Tractable Representation Learning with Probabilistic Circuits
- URL: http://arxiv.org/abs/2507.04385v2
- Date: Sat, 26 Jul 2025 11:51:01 GMT
- Title: Tractable Representation Learning with Probabilistic Circuits
- Authors: Steven Braun, Sahil Sidheekh, Antonio Vergari, Martin Mundt, Sriraam Natarajan, Kristian Kersting,
- Abstract summary: Probabilistic circuits (PCs) are powerful probabilistic models that enable exact and tractable inference.<n>While dominant in neural networks, representation learning with PCs remains underexplored.<n>We introduce autoencoding probabilistic circuits (APCs), a novel framework leveraging the tractability of PCs to model probabilistic embeddings explicitly.

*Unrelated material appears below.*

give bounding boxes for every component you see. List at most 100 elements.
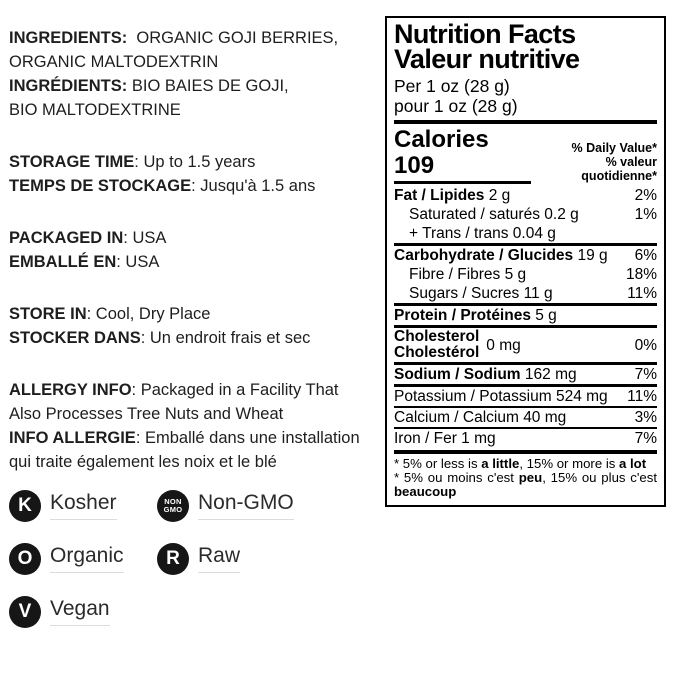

- Score: 30.116247936061395
- License: http://creativecommons.org/licenses/by/4.0/
- Abstract: Probabilistic circuits (PCs) are powerful probabilistic models that enable exact and tractable inference, making them highly suitable for probabilistic reasoning and inference tasks. While dominant in neural networks, representation learning with PCs remains underexplored, with prior approaches relying on external neural embeddings or activation-based encodings. To address this gap, we introduce autoencoding probabilistic circuits (APCs), a novel framework leveraging the tractability of PCs to model probabilistic embeddings explicitly. APCs extend PCs by jointly modeling data and embeddings, obtaining embedding representations through tractable probabilistic inference. The PC encoder allows the framework to natively handle arbitrary missing data and is seamlessly integrated with a neural decoder in a hybrid, end-to-end trainable architecture enabled by differentiable sampling. Our empirical evaluation demonstrates that APCs outperform existing PC-based autoencoding methods in reconstruction quality, generate embeddings competitive with, and exhibit superior robustness in handling missing data compared to neural autoencoders. These results highlight APCs as a powerful and flexible representation learning method that exploits the probabilistic inference capabilities of PCs, showing promising directions for robust inference, out-of-distribution detection, and knowledge distillation.